But I retain my primitive condition, I’ve all but what I lost by thy ambition. Sinner.
Thou venom’d thing, I know not what to call thee!
The dregs of nature surely did befall thee; Thou wast compos’d o’th’ dross and scum of all.
Men hate thee, and in scorn, thee Spider call. Spider.
My venom’s good for something; since God made it:
Thy nature sin hath spoil’d, and doth degrade it.
Thou art despoil’d of good: and the’ I fear thee, I will not, the’ I might, despise and jeer thee.
Thou say’st I am the very dregs of nature, Thy sin’s the spawn of devils, ‘tis no creature.
Thou say’st man hates me, ‘cause I am a spider, Poor man, thou at thy God art a derider!
My venom tendeth to my preservation; Thy pleasing follies work out thy damnation!
Poor man, I keep the rules of my creation, Thy sin has east thee headlong from thy station.
I hurt nobody willingly; but thou Art a self-murderer! thou know’st not how To do what’s good; no, for thou lovest evil:
Thou fly’st God’s law, adherest to the devil. Sinner.
Thou ill-shaped thing! there’s an antipathy ‘Twixt man and spiders; ‘tis in vain to lie.
Stand off! I hate thee; if thou dost come nigh me, I’ll crush thee with my foot; I do defy thee. Spider.
They are ill-shaped, who are warped ill by sin!
Hatred to God in thee hath long time been; No marvel then indeed, if me his creature Thou dost defy; pretending name and feature.
But why stand off? My presence shall not throng thee, ‘Tis not my venom, but thy sin doth wrong thee.
Come, I will teach thee wisdom, do but hear me, I was made for thy profit, do not fear me.
But if thy God thou wilt not hearken to, What can the swallow, ant, and spider do?
Yet I will speak; I can but be rejected; Sometimes great things, by small means are effected.
Hark then, though man is noble by creation, He is lapsed now to such degeneration As not to grieve, (so careless is he grown,) Though he, himself has sadly overthrown, And brought to bondage every earthly thing, Ev’n from the very spider to the king:
This we, poor sensitives, do feel and see; ]For subject to the curse you made us be.
Tread not upon me, neither from me go; ‘Tis man alone brought all the world to woe!

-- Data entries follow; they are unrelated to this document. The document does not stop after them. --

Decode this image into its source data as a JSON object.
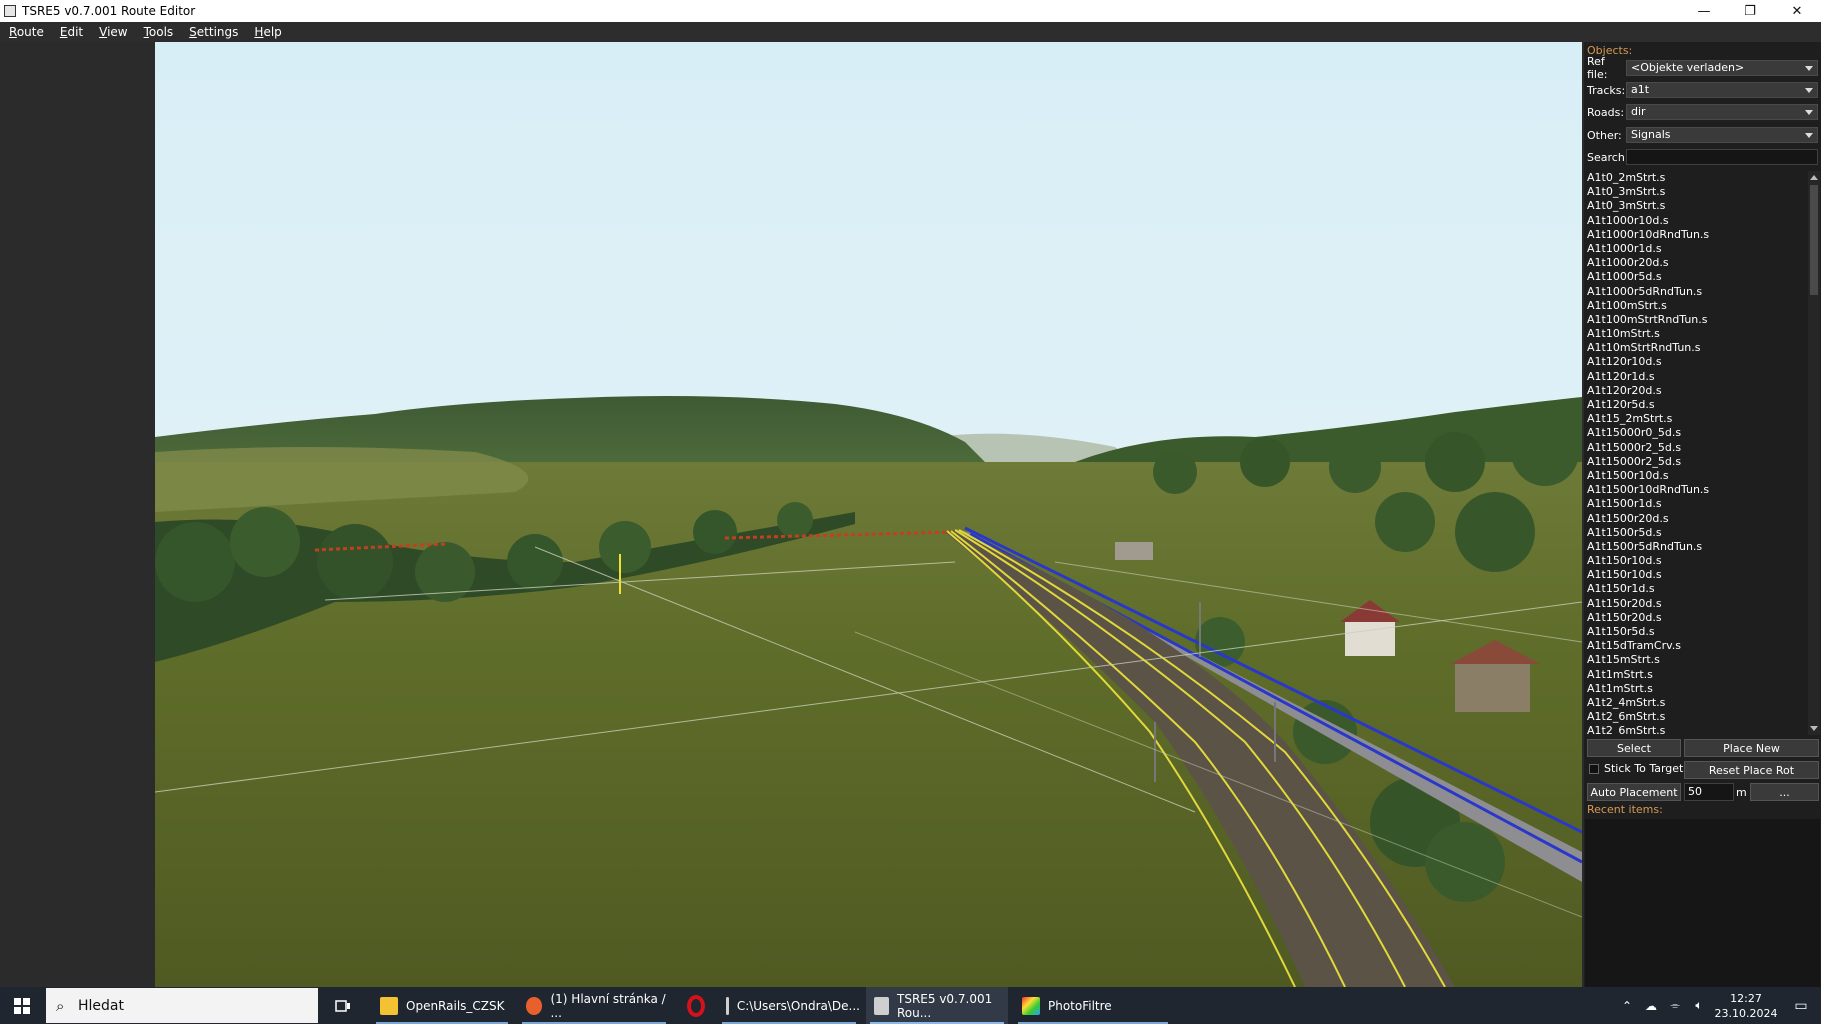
{
  "window": {
    "title": "TSRE5 v0.7.001 Route Editor",
    "controls": {
      "minimize": "—",
      "maximize": "❐",
      "close": "✕"
    }
  },
  "menubar": [
    {
      "label": "Route",
      "accel": "R",
      "rest": "oute"
    },
    {
      "label": "Edit",
      "accel": "E",
      "rest": "dit"
    },
    {
      "label": "View",
      "accel": "V",
      "rest": "iew"
    },
    {
      "label": "Tools",
      "accel": "T",
      "rest": "ools"
    },
    {
      "label": "Settings",
      "accel": "S",
      "rest": "ettings"
    },
    {
      "label": "Help",
      "accel": "H",
      "rest": "elp"
    }
  ],
  "panel": {
    "objects_label": "Objects:",
    "ref_file": {
      "label": "Ref file:",
      "value": "<Objekte verladen>"
    },
    "tracks": {
      "label": "Tracks:",
      "value": "a1t"
    },
    "roads": {
      "label": "Roads:",
      "value": "dir"
    },
    "other": {
      "label": "Other:",
      "value": "Signals"
    },
    "search": {
      "label": "Search:",
      "value": ""
    },
    "items": [
      "A1t0_2mStrt.s",
      "A1t0_3mStrt.s",
      "A1t0_3mStrt.s",
      "A1t1000r10d.s",
      "A1t1000r10dRndTun.s",
      "A1t1000r1d.s",
      "A1t1000r20d.s",
      "A1t1000r5d.s",
      "A1t1000r5dRndTun.s",
      "A1t100mStrt.s",
      "A1t100mStrtRndTun.s",
      "A1t10mStrt.s",
      "A1t10mStrtRndTun.s",
      "A1t120r10d.s",
      "A1t120r1d.s",
      "A1t120r20d.s",
      "A1t120r5d.s",
      "A1t15_2mStrt.s",
      "A1t15000r0_5d.s",
      "A1t15000r2_5d.s",
      "A1t15000r2_5d.s",
      "A1t1500r10d.s",
      "A1t1500r10dRndTun.s",
      "A1t1500r1d.s",
      "A1t1500r20d.s",
      "A1t1500r5d.s",
      "A1t1500r5dRndTun.s",
      "A1t150r10d.s",
      "A1t150r10d.s",
      "A1t150r1d.s",
      "A1t150r20d.s",
      "A1t150r20d.s",
      "A1t150r5d.s",
      "A1t15dTramCrv.s",
      "A1t15mStrt.s",
      "A1t1mStrt.s",
      "A1t1mStrt.s",
      "A1t2_4mStrt.s",
      "A1t2_6mStrt.s",
      "A1t2_6mStrt.s"
    ],
    "select_button": "Select",
    "place_new_button": "Place New",
    "stick_to_target": "Stick To Target",
    "reset_place_rot_button": "Reset Place Rot",
    "auto_placement_button": "Auto Placement",
    "auto_placement_distance": "50",
    "distance_unit": "m",
    "more_button": "...",
    "recent_items_label": "Recent items:"
  },
  "taskbar": {
    "search_placeholder": "Hledat",
    "tasks": [
      {
        "label": "OpenRails_CZSK",
        "icon": "folder-icon",
        "color": "#f2c233"
      },
      {
        "label": "(1) Hlavní stránka / ...",
        "icon": "firefox-icon",
        "color": "#e8612c"
      },
      {
        "label": "",
        "icon": "opera-icon",
        "color": "#d7111b"
      },
      {
        "label": "C:\\Users\\Ondra\\De...",
        "icon": "explorer-window-icon",
        "color": "#cfcfcf"
      },
      {
        "label": "TSRE5 v0.7.001 Rou...",
        "icon": "tsre-icon",
        "color": "#cfcfcf"
      },
      {
        "label": "PhotoFiltre",
        "icon": "photofiltre-icon",
        "color": "#4aa0d8"
      }
    ],
    "time": "12:27",
    "date": "23.10.2024"
  }
}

The law of my creation bids me teach thee; I will not, for thy pride, to God impeach thee.
I spin, I weave, and all to let thee see Thy best performances but cobwebs be:
Thy glory now is brought to such an ebb, It doth not much excel the spider’s web!
My webs becoming snares and traps for flies, Do set the wiles of hell before thine eyes; Their tangling nature is to let thee see, Thy sins (too) of a tangling nature be.
My den, or hole, for that ‘tis bottomless, Doth of damnation show the lastingness.
My lying quiet till the fly is catch’d, Shows, secretly hell hath thy ruin hatch’d.
In that I on her seize, when she is taken, I show who gathers whom God hath forsaken.
The fly lies buzzing in my web to tell How sinners always roar and howl in hell.
Now since I show thee all these mysteries, How canst thou hate me; or me scandalize? Sinner.
Well, well; I will no more be a derider, I did not look for such things from a spider. Spider.
Come, hold thy peace, what I have yet to say, If heeded may help thee another day.
Since I an ugly ven’mous creature be, There’s some resemblance ‘twixt vile man and me.
My wild and heedless runnings, are like those Whose ways to ruin do their souls expose.
Day-light is not my time; I work i’th’ night, To show they are like me who hate the light.
The maid sweeps one web down, I make another To show how heedless one’s convictions smother.
My web is no defense at all to me, Nor will false hopes at judgment be to thee. Sinner.
O spider, I have heard thee, and do wonder, A spider should thus lighten, and thus thunder! Spider.
Do but hold still, and I will let thee see, Yet in my ways more mysteries there be.
Shall not I do thee good, if I thee tell, I show to thee a four-fold way to hell.
For since I set my web in sundry places, I show men go to hell in divers traces.
One I set in the window, that I might Show, some go down to hell with gospel-light.
One I set in a corner, as you see, To show how some in secret snared be.
Gross webs great store I set in darksome places, To show how many sin with brazen faces.
Another web I set aloft on high, To show there’s some professing men must die.
Thus in my ways, God wisdom doth conceal; And by my ways that wisdom doth reveal.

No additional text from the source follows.